It's time for our question/trade idea of the week. Yesterday, Geert P. who has been following the Option Generator website for several months now, asked me the next question:
Good evening Hamish. I saw you've published several articles and webinars on the subject called in-the-money covered call writing for the purposes of investing defensively. Why aren't these options immediately exercised by the call buyer? So, essentially, why would we consider selling options with a strike price lower than current market value knowing it can be exercised faster than expected?
This is a very relevant question I get asked regularly. Let me highlight a trade idea with Progressive, PGR I've presented to the premium members.
Before we go over the details of the trade setups, let me address the reasons why in-the-money covered call writing perfectly applies to the current market environment.
Elevated Implied Volatility
In this volatile price action, option premiums are elevated, far above historical norms. That, in turn, leads to an edge i.e. shorting volatility in a covered way via covered calls or cash-secured puts. So, for the purposes of investing defensively, selling premium when it's rich is a very good strategy to pocket time value (our actual profit with dividend capture) and reduce our breakeven level. I, therefore, believe that we should focus on in-the-money covered call writing when volatility is elevated. Once volatility fears abate, you can turn to portfolio overwriting (i.e. monthly option selling) or more complex option strategies. For those looking to sell out-of-the-money covered calls, the best way to do it is via monthly option selling.
As for Progressive, the following implied volatility picture shows the discrepancy between current IV and its historical average of 18%. Volatility is now at 35%, so selling in-the-money covered calls makes total sense if we're concerned about the downside.

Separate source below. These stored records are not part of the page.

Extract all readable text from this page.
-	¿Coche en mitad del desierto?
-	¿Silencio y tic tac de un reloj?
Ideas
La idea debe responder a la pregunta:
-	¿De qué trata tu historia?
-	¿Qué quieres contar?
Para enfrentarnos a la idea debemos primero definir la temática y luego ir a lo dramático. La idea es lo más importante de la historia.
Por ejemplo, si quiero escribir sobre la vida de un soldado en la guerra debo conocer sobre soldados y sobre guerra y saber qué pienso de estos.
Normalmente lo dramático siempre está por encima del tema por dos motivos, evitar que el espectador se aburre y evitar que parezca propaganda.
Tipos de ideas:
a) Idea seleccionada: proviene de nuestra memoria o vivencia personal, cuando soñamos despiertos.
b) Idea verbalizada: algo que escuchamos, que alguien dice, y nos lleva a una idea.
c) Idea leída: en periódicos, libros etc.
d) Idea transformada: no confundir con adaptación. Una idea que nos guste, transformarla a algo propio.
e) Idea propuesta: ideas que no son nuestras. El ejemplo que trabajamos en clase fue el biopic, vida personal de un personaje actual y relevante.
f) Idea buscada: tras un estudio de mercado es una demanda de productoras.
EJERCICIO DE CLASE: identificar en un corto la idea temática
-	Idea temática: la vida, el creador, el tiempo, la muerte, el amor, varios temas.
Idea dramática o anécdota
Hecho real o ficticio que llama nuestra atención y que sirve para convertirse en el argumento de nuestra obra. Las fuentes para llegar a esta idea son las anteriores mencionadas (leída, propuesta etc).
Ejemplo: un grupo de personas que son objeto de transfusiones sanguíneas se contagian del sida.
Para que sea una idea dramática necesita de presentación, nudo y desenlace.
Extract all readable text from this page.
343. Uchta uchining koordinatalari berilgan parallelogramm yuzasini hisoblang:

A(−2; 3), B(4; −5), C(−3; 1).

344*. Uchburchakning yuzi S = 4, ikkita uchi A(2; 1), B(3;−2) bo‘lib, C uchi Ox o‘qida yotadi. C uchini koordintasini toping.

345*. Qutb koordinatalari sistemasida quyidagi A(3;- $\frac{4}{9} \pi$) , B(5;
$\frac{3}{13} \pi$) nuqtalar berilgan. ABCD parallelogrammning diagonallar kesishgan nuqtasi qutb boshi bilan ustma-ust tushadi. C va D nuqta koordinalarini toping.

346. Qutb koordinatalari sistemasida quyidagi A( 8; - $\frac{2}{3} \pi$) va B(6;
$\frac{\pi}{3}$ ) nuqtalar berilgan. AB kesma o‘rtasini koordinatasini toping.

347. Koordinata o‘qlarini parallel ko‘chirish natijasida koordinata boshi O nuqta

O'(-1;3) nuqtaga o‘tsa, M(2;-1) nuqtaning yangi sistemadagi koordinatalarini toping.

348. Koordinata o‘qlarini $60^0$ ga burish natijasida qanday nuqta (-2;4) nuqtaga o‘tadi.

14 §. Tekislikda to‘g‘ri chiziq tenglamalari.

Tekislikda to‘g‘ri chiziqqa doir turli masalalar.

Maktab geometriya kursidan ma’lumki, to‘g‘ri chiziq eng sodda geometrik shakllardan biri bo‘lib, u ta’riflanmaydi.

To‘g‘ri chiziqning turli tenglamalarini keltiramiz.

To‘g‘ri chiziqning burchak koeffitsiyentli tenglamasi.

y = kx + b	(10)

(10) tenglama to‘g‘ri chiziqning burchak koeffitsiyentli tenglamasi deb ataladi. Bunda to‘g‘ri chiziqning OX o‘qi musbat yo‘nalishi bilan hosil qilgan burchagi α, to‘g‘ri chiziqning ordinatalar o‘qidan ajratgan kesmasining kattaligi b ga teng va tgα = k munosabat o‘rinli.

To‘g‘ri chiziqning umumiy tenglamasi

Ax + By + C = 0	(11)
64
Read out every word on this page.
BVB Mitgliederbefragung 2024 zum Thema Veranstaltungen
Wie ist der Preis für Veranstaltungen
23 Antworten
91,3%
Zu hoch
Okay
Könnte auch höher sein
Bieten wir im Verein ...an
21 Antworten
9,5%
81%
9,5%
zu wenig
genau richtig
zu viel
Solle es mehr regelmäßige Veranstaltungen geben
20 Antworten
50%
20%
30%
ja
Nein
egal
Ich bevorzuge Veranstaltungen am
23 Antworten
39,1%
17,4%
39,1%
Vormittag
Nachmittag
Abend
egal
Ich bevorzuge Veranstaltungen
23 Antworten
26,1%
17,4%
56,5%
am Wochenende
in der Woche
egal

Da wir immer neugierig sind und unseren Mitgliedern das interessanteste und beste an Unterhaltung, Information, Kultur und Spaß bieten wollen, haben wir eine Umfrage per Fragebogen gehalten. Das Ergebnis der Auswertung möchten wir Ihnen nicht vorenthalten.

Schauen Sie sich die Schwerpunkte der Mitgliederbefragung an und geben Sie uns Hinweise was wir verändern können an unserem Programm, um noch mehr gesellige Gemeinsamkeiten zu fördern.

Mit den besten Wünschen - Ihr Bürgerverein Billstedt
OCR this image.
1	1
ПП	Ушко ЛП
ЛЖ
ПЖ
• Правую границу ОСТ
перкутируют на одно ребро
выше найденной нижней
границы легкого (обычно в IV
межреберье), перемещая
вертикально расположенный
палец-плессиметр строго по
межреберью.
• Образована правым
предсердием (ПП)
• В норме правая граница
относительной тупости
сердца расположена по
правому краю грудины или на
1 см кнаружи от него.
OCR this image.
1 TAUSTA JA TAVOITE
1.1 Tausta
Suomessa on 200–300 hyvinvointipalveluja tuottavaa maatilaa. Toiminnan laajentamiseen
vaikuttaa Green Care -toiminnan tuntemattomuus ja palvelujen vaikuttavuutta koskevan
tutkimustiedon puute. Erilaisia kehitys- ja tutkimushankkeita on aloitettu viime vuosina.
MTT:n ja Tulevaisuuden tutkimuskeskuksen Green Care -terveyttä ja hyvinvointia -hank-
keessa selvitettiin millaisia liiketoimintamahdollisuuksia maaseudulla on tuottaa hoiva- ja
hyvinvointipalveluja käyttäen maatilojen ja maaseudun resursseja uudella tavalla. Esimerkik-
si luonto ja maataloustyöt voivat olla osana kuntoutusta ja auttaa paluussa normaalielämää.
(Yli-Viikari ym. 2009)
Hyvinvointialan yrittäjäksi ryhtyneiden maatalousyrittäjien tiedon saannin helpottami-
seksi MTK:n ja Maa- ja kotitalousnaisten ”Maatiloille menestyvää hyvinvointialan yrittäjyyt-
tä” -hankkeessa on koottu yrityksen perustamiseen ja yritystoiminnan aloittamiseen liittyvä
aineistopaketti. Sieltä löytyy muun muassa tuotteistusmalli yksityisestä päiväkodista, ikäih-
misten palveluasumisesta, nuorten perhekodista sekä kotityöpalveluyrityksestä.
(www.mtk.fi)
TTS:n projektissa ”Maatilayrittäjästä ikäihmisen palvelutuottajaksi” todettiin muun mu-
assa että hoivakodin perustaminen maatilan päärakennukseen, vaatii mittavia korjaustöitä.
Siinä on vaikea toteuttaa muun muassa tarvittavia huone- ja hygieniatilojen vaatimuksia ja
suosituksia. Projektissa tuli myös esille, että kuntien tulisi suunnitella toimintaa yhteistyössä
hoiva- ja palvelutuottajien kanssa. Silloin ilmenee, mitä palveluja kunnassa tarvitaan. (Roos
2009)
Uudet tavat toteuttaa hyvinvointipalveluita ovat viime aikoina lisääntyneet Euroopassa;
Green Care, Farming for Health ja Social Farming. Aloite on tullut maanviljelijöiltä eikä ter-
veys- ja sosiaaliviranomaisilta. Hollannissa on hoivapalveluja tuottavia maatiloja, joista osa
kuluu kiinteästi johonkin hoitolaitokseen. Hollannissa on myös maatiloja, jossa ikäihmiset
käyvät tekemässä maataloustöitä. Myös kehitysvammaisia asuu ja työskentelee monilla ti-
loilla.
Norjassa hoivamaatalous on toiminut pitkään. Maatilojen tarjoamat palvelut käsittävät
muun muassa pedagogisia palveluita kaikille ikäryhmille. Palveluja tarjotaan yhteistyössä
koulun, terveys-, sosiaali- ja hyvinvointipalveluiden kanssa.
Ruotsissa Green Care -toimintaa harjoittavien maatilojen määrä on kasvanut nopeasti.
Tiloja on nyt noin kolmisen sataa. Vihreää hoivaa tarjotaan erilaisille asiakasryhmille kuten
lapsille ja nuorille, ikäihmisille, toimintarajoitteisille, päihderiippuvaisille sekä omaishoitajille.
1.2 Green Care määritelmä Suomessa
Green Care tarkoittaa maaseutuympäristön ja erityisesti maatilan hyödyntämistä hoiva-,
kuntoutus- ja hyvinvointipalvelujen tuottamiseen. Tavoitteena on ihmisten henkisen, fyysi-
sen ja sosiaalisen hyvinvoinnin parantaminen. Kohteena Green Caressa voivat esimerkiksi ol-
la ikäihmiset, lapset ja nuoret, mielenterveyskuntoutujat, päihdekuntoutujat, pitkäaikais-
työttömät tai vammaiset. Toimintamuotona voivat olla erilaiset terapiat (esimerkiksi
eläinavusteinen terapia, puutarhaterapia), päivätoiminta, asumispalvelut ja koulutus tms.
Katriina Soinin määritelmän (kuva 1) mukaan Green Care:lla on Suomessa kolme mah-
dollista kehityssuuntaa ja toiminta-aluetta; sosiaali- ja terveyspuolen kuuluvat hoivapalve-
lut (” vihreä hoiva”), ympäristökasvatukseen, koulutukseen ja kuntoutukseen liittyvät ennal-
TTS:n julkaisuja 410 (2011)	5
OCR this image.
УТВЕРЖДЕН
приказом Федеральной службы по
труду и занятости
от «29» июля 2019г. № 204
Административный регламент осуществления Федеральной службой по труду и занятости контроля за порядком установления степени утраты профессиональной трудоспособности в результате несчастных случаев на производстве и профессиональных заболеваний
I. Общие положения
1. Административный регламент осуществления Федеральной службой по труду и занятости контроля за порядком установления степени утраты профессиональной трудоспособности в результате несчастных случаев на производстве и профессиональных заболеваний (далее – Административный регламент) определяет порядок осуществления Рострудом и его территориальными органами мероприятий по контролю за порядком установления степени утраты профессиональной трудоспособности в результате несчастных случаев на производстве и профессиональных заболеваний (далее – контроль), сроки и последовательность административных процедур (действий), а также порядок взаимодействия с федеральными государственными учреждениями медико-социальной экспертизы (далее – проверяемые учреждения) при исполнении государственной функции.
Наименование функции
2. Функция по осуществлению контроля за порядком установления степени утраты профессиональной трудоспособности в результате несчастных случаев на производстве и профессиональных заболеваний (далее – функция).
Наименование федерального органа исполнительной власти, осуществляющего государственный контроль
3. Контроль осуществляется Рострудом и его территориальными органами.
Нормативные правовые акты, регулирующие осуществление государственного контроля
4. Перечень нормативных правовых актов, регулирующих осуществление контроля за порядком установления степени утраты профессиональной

(Source: Market Chameleon)
The technical chart for Progressive indicates this stock sets up perfectly for buy and hold investors. However, there are times when Progressive gets caught in a rangebound/neutral market.The directional movement index is still pointing to bullish momentum, but the curve is flattening as is the MACD. In essence: although Progressive might serve as an attractive long-term buying opportunity, the technical indicators paint a rather mixed picture.
(Source: Pro Realtime)
In-The-Money Covered Calls With Progressive
Let's say you are interested in buying PGR, but believe that there isn't much upside potential from here. What can you do? Selling an in-the-money or at-the-money covered call with 9 months until expiration. The following screenshot is inserted below, utilizing the exclusive trade assistant I've created for the premium members.
As you can see from the graph I've just talked you about, the $77.5 call might be perfect for defensive investors. Let's evaluate the steps you should undertake:
Buying 100 shares at $82.87, resulting in a $8,287 cash investment
Selling the right but not the obligation to the call buyer, agreeing to sell your shares at $77.5 over the next 9 months (January 2021 expiration), at ANY TIME. Here's where the possibility of early exercise arises (see later)
Net cash back $1,270; when we sell an option, the cash is generated into our brokerage account instatenously. Including the regular dividend payments of 10 cents each quarter, we can generate an additional $40 per 100 shares.
Adjusted cost-basis including expected dividends: $69.77, or 15.81% lower than current market value
We generate a maximum profit as long as the share price does not depreciate by more than 6.48% by expiration Friday in January 2021
Our return is 9.33% if choose not to re-invest the cash premium we've just generated; otherwise the return would be 10.76%.
On an annualized basis, we have the possibility of generating a maximum return of 13.07% if shares do not depreciate by more than 6.48%. Our total cash back is thus $9,060 (strike price + entire premium + dividends).
Time value remaining in the option is $733 for the 100 shares or $7.33 per share. Why would the call buyer decide to give up the time value he's just paid to us?
If the option expires worthless in January 2021, we still own the shares at an adjusted cost-basis of $69.77. We can then start selling monthly options if the implied volatility is not attractive for covered call writing with longer-term options. Stated differently, we turn to traditional portfolio overwriting, since our breakeven point has already been lowered significantly.
When Does Early Exercise Occur?
If and when this situation takes place, it does not negatively impact our trade setup returns. Early exercise might occur in the following situations:
An option is in-the-money (which is the case)
There's an upcoming dividend payment (which is the case)
When the time value component of the option (the remaining time value, which can be calculated easily via our calculators) exceeds the dividend amount (which is not the case)
Why would the call buyer opt for early exercise? It is rare because option holders have control of the contract obligations up to contract expiration. The cash required to purchase shares can be left in interest-bearing accounts and capital-risk can be minimized by waiting until the last minutes of the contract. By exercising early, the call buyer gives up the entire time value component left in the option.
As for Progressive: when the time value component is lower than the upcoming dividend payment (let's say 10 cents, but there can be a yearly special dividends $2.25) and the option is in-the-money, there's a likelihood of early assignment. However, that does not have to be a bad situation. We have now freed up the capital that was locked up in the trade and can sell a new covered call (whether or not with the very same underlying).